Between 1927 and 1935 she served as a professor and founder of the chairs of ethnography and ethnology at the Stefan Batory University of Wilno (modern Vilnius, Lithuania). She also conducted field research involving students, that was a great importance to her. At the same time, she also taught at the State Gymnasium for Girls as a full-time teacher. In 1935 she moved to the same post at the Warsaw University and occupied it until the Nazi-Soviet invasion of Poland.

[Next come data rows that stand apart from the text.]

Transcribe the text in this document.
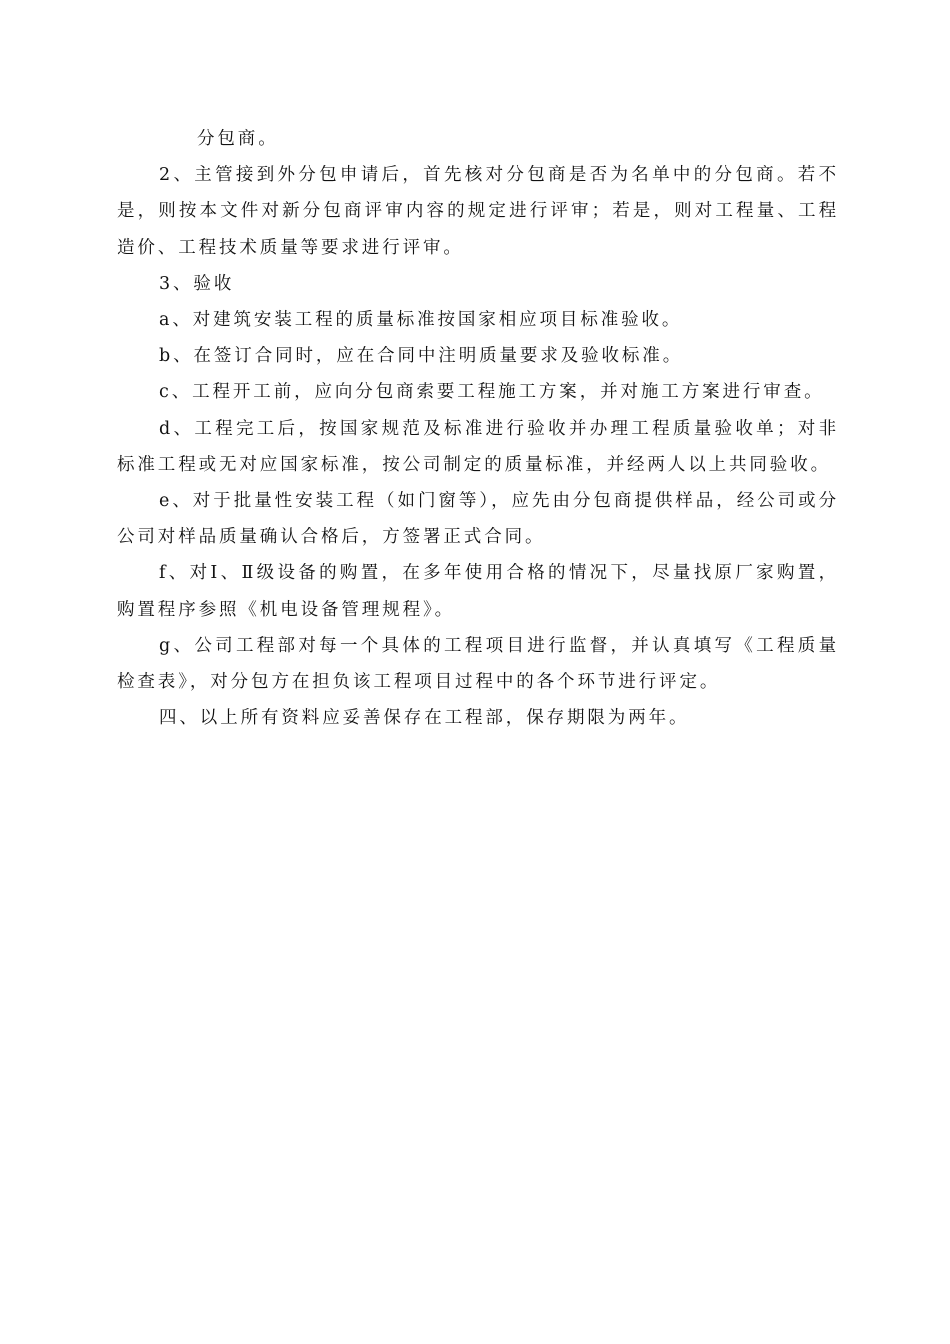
分包商。

2、主管接到外分包申请后，首先核对分包商是否为名单中的分包商。若不是，则按本文件对新分包商评审内容的规定进行评审；若是，则对工程量、工程造价、工程技术质量等要求进行评审。

3、验收

a、对建筑安装工程的质量标准按国家相应项目标准验收。

b、在签订合同时，应在合同中注明质量要求及验收标准。

c、工程开工前，应向分包商索要工程施工方案，并对施工方案进行审查。

d、工程完工后，按国家规范及标准进行验收并办理工程质量验收单；对非标准工程或无对应国家标准，按公司制定的质量标准，并经两人以上共同验收。

e、对于批量性安装工程（如门窗等），应先由分包商提供样品，经公司或分公司对样品质量确认合格后，方签署正式合同。

f、对Ⅰ、Ⅱ级设备的购置，在多年使用合格的情况下，尽量找原厂家购置，购置程序参照《机电设备管理规程》。

g、公司工程部对每一个具体的工程项目进行监督，并认真填写《工程质量检查表》，对分包方在担负该工程项目过程中的各个环节进行评定。

四、以上所有资料应妥善保存在工程部，保存期限为两年。
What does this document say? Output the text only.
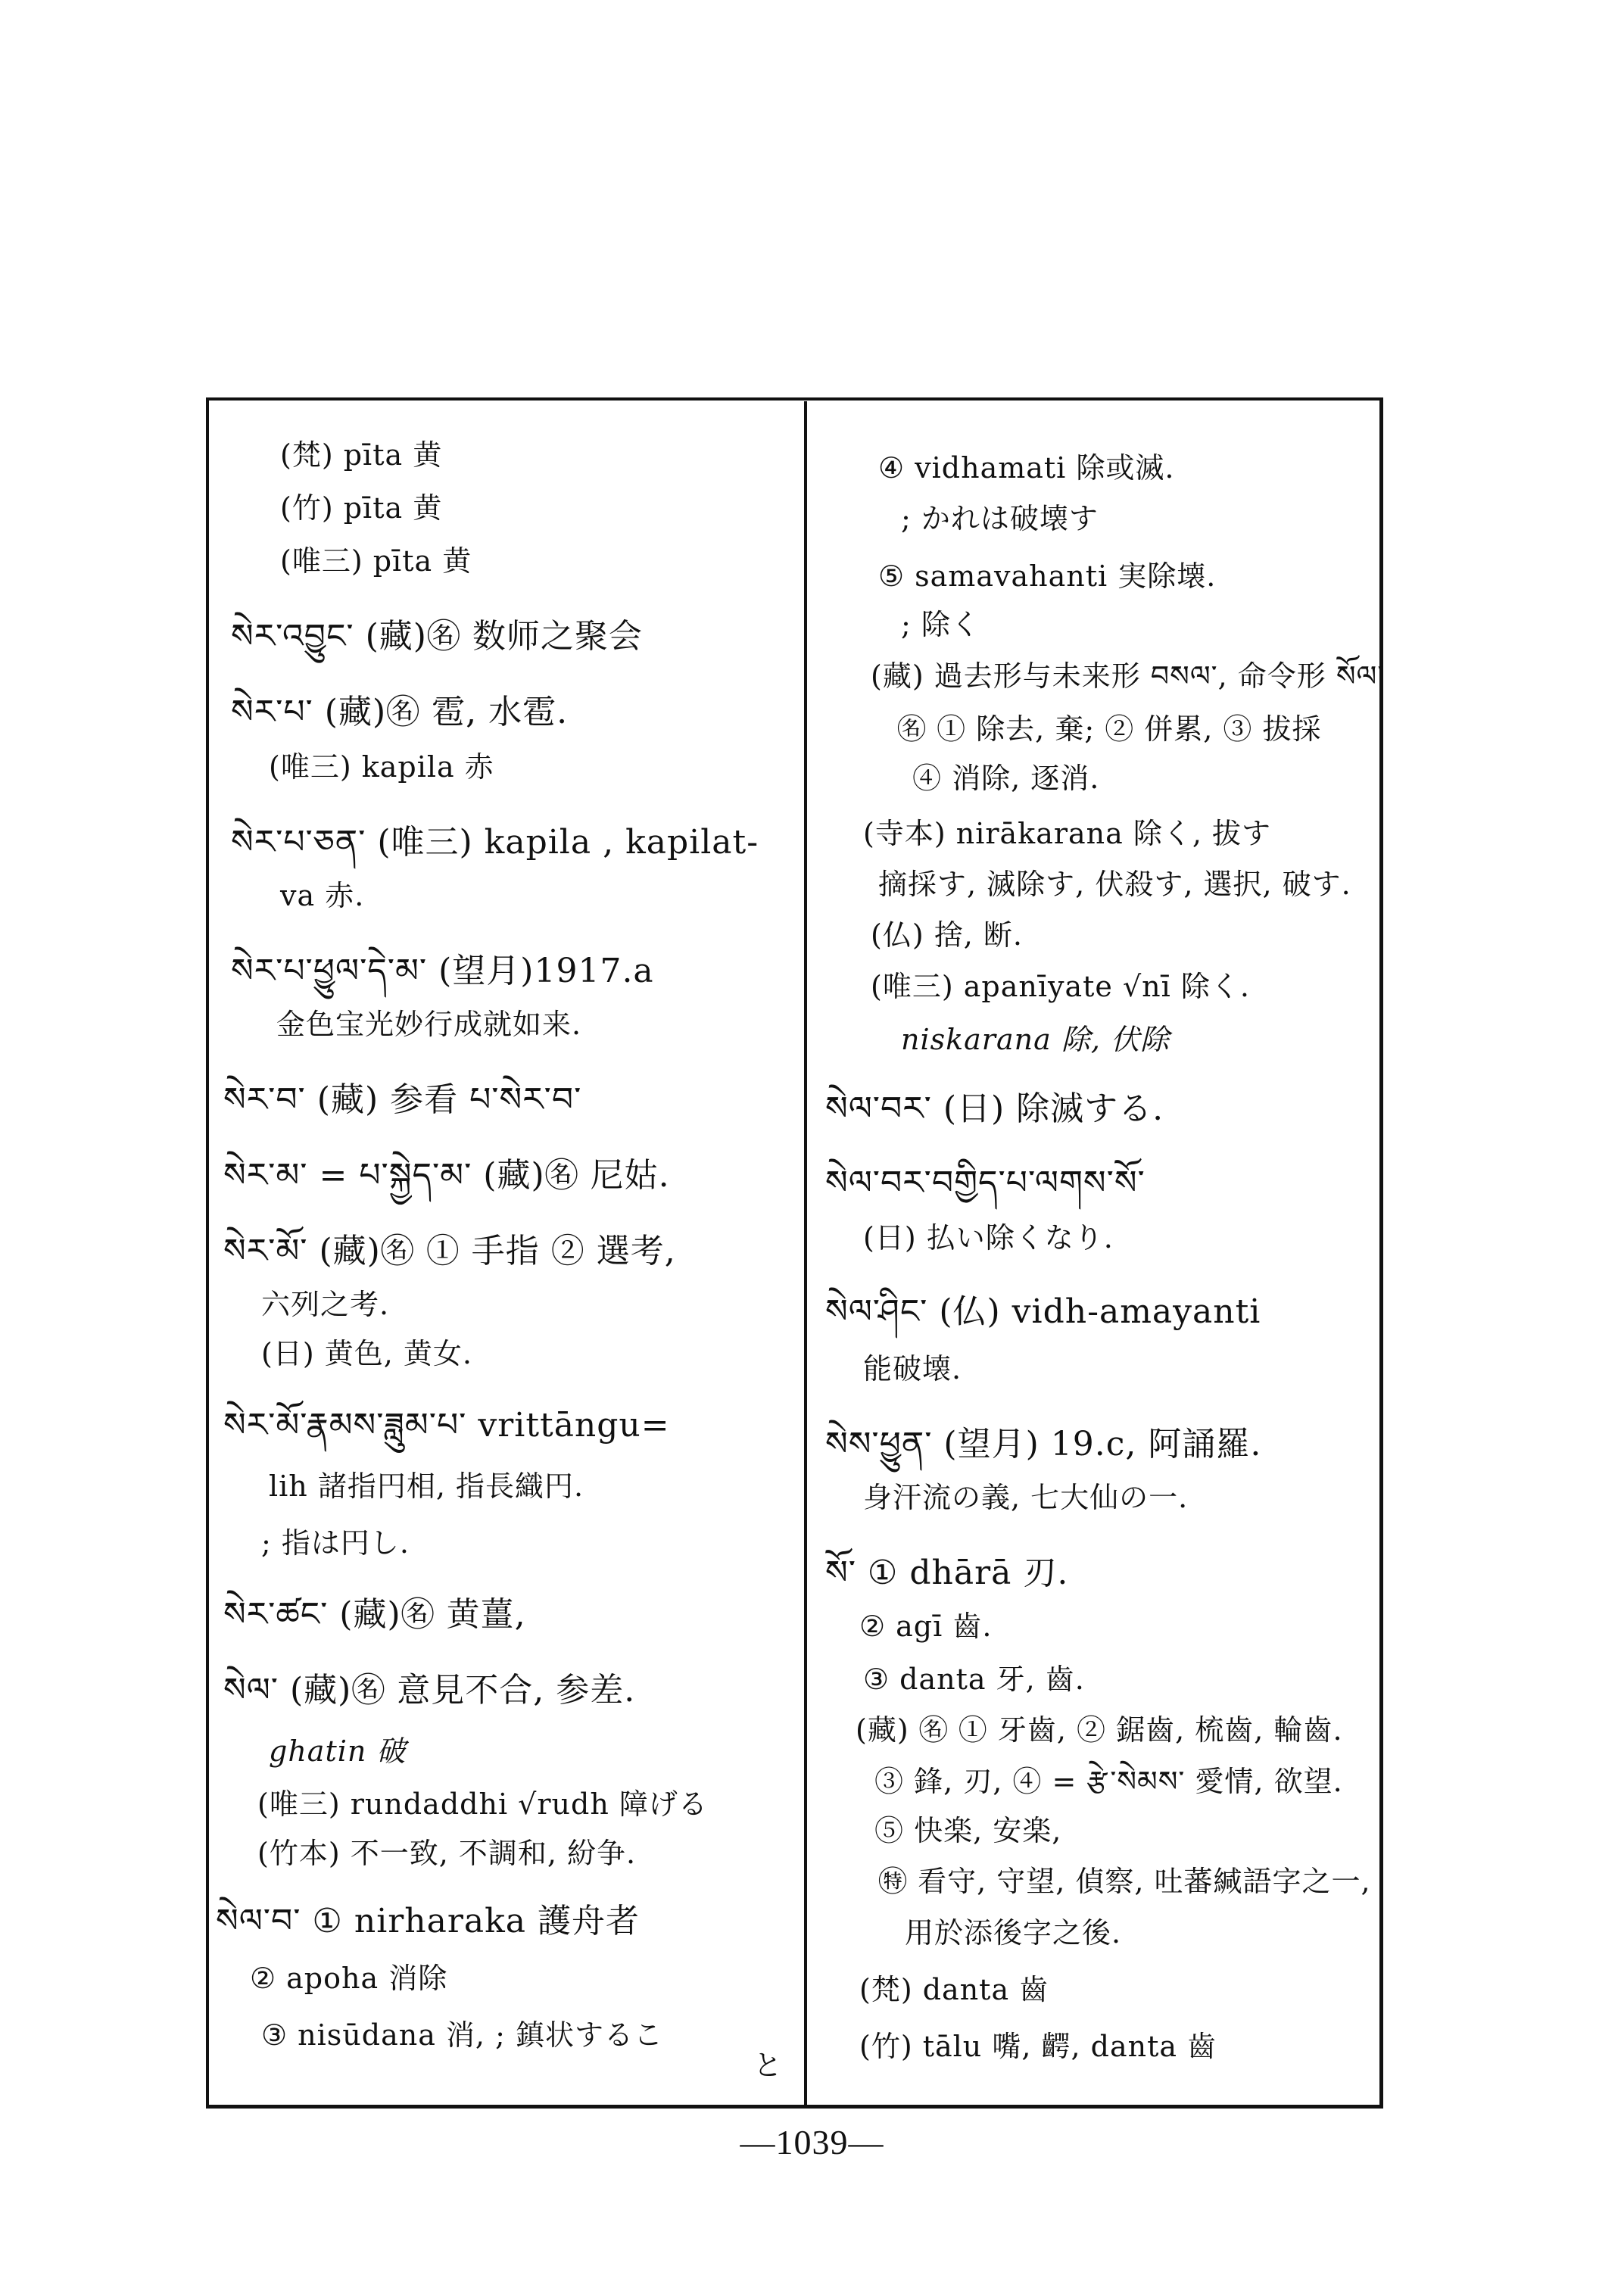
(梵) pīta 黄
(竹) pīta 黄
(唯三) pīta 黄
སེར་འབྱུང་ (藏)㊔ 数师之聚会
སེར་པ་ (藏)㊔ 雹, 水雹.
(唯三) kapila 赤
སེར་པ་ཅན་ (唯三) kapila , kapilat-
va 赤.
སེར་པ་ཕྱུལ་དེ་མ་ (望月)1917.a
金色宝光妙行成就如来.
སེར་བ་ (藏) 参看 པ་སེར་བ་
སེར་མ་ = པ་སྐྱེད་མ་ (藏)㊔ 尼姑.
སེར་མོ་ (藏)㊔ ① 手指 ② 選考,
六列之考.
(日) 黄色, 黄女.
སེར་མོ་རྣམས་ཟླུམ་པ་ vrittāngu=
lih 諸指円相, 指長織円.
; 指は円し.
སེར་ཚང་ (藏)㊔ 黄薑,
སེལ་ (藏)㊔ 意見不合, 参差.
ghatin 破
(唯三) rundaddhi √rudh 障げる
(竹本) 不一致, 不調和, 紛争.
སེལ་བ་ ① nirharaka 護舟者
② apoha 消除
③ nisūdana 消, ; 鎮状するこ
と
④ vidhamati 除或滅.
; かれは破壊す
⑤ samavahanti 実除壊.
; 除く
(藏) 過去形与未来形 བསལ་, 命令形 སོལ་
㊔ ① 除去, 棄; ② 併累, ③ 拔採
④ 消除, 逐消.
(寺本) nirākarana 除く, 拔す
摘採す, 滅除す, 伏殺す, 選択, 破す.
(仏) 捨, 断.
(唯三) apanīyate √nī 除く.
niskarana 除, 伏除
སེལ་བར་ (日) 除滅する.
སེལ་བར་བགྱིད་པ་ལགས་སོ་
(日) 払い除くなり.
སེལ་ཤིང་ (仏) vidh-amayanti
能破壊.
སེས་ཕྱུན་ (望月) 19.c, 阿誦羅.
身汗流の義, 七大仙の一.
སོ་ ① dhārā 刃.
② agī 齒.
③ danta 牙, 齒.
(藏) ㊔ ① 牙齒, ② 鋸齒, 梳齒, 輪齒.
③ 鋒, 刃, ④ = རྩེ་སེམས་ 愛情, 欲望.
⑤ 快楽, 安楽,
㊕ 看守, 守望, 偵察, 吐蕃緘語字之一,
用於添後字之後.
(梵) danta 齒
(竹) tālu 嘴, 齶, danta 齒
—1039—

Initially married to her father's student Max Vasmer, she divorced him and remarried Stefan Ehrenkreutz, a professor of law and a senator of Poland. She divorced him as well and married for the third time. Her husband, Janusz Jędrzejewicz, was a former Prime Minister of Poland. During World War II she escaped from Poland and settled in the British-held Palestine, where she co-founded the Polish Scientific Institute of Jerusalem, a sort of an exiled university for the soldiers of the Polish II Corps. In 1947 she moved to Great Britain, where she became one of the founding members of the Polish Scientific Society in Exile. In 1951 she became a professor of ethnography at the Polish University Abroad and soon afterwards was chosen its rector.

Jędrzejewiczowa died on 28 February 1967 in London at the age of 82.